This month is the month that Ben died. He was one of my best friends in Cardiff - a great guy, a great cyclist, a great friend. I haven't been blogging lately because everything I do, every day, is less good now that Ben isn't around.
The Wednesday after Brewer half and I got back from Luxembourg we woke up with a message that Ben was in a cycling crash during a race. This wasn't too uncommon as he had certainly been in a fair share of crashes and accidents before - once he got bit by a dog while cycling and came home with teeth marks in his leg. But soon we found out it was serious, and when the news was confirmed it felt like a piece me had been ripped away suddenly - I can't (and won't) write about that too much.

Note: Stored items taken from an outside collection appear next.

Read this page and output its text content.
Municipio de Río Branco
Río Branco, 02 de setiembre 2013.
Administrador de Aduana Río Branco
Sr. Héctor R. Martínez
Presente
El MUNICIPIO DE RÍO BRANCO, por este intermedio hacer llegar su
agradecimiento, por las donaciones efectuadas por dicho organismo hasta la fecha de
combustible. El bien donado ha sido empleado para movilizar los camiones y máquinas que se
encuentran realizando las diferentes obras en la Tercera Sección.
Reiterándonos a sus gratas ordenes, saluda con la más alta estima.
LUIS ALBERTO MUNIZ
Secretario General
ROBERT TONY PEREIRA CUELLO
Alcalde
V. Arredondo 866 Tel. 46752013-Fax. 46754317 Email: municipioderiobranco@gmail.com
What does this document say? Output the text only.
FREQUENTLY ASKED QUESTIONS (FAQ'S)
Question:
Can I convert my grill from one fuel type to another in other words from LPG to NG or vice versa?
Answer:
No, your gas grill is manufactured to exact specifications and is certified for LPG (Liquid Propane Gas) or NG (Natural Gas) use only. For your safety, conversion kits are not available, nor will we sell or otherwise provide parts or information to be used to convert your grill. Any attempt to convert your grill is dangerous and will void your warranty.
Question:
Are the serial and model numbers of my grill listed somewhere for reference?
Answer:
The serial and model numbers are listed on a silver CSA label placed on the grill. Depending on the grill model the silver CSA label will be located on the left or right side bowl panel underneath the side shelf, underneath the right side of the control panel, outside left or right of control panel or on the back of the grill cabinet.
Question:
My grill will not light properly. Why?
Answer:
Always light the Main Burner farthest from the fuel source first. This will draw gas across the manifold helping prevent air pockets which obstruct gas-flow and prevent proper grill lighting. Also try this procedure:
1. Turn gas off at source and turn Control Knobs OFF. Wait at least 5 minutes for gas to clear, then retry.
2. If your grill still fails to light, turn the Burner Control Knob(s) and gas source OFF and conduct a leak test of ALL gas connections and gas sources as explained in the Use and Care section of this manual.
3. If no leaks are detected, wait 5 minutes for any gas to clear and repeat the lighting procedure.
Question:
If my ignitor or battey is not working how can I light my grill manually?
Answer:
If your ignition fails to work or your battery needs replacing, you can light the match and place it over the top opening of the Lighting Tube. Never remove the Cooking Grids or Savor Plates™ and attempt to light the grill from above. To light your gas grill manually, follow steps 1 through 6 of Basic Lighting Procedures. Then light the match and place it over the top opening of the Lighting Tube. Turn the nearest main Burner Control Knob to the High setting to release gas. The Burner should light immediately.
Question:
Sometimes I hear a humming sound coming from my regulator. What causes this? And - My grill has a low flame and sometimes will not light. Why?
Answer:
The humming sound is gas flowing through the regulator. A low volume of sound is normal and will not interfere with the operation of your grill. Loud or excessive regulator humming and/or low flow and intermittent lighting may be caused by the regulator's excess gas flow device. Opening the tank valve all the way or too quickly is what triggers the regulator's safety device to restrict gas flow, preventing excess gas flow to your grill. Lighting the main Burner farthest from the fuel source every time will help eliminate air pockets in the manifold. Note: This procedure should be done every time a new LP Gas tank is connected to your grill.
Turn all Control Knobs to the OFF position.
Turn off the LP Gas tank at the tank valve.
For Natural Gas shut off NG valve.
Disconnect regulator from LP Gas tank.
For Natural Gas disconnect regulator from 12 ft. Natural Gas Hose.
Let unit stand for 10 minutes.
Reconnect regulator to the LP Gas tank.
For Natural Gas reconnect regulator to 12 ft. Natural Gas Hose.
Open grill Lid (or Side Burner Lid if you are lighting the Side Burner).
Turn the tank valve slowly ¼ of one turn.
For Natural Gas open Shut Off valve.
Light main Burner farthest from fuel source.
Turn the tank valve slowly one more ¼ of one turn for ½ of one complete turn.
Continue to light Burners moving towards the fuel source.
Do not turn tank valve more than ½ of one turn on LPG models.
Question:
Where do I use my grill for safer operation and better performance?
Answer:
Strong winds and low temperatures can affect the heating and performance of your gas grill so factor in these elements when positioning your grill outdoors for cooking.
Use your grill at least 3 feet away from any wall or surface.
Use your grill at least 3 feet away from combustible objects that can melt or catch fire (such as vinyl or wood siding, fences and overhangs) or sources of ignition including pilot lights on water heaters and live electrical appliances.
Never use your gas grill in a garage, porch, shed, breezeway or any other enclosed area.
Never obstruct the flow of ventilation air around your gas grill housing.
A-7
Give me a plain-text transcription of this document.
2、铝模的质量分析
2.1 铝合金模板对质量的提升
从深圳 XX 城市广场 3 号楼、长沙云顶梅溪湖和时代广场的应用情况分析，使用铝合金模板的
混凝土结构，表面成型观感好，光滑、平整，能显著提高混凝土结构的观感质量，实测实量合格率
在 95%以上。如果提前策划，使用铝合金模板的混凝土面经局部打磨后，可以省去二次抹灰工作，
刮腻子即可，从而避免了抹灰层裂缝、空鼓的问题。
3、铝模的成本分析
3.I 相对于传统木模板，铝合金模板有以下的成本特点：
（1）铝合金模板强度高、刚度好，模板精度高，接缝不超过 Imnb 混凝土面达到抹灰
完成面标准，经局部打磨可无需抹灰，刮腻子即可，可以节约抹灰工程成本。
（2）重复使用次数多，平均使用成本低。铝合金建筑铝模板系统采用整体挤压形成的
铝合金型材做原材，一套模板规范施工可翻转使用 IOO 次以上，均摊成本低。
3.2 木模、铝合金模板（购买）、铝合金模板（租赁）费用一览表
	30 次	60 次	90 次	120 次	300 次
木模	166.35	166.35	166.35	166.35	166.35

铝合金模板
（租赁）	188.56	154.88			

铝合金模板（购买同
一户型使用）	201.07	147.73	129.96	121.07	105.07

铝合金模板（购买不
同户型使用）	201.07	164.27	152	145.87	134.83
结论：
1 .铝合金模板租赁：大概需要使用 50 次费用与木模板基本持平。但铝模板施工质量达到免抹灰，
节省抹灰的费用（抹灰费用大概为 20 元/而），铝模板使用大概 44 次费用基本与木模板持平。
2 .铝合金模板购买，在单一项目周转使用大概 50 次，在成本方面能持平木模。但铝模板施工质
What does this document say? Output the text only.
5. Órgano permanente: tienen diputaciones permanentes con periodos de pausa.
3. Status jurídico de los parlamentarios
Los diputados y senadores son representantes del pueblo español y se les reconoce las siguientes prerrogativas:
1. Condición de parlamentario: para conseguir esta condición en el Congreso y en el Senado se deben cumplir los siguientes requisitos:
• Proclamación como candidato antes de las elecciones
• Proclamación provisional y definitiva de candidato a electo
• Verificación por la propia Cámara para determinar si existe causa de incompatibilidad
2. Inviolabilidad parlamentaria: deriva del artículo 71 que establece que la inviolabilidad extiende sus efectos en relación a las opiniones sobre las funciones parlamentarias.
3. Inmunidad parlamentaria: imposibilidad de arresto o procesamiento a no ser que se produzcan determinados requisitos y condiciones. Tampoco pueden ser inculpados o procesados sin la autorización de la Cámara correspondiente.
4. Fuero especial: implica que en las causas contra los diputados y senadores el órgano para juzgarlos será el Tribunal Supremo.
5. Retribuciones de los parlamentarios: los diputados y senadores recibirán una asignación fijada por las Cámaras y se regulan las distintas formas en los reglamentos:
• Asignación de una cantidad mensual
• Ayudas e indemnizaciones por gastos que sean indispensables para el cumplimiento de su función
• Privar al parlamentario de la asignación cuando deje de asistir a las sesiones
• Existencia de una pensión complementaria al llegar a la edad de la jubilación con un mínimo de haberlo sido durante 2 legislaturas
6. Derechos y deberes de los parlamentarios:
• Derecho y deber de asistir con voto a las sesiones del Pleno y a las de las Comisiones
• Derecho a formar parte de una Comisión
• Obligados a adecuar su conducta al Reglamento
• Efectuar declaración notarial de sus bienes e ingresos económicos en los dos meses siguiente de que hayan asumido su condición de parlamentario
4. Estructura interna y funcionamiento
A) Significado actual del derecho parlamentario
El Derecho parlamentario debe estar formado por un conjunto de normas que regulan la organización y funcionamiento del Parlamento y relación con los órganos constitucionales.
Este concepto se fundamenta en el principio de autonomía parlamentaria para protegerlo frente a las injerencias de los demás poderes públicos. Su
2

I think about Ben every day, and things are not the same, and every happiness is less good when I can't share it with him. The successes I have on the bike are less grand when he's not there to tell, the Strava segments I blast are less exciting when Ben won't be giving me kudos. There were so many adventures we had left in our lives, so many things we were supposed to do. He was supposed to be in our lives forever.
But at the same time I've been inspired this month to cycle more, to try harder, to get better and to get stronger. Ben (and most male cyclists) are often jealous of Lady cyclists because it is easier for us - we are small fishes in a small pool but with some training could be medium or even big fish in that same pool! With that in mind I've tried to do more - to cycle more - to exercise more - to be a stronger version of me. I also hope that being physically stronger will make me mentally stronger, and my victories will be a small sample of the success ben must have felt.
This month I cycled 315 Miles.
This month I ran 13 Miles
This month I competed in the Cymmer Triathlon
And this month we said goodbye to Ben Carroll after a quick blast up his local Gower climb with 200 cyclists and friends clapping him over the finishing line.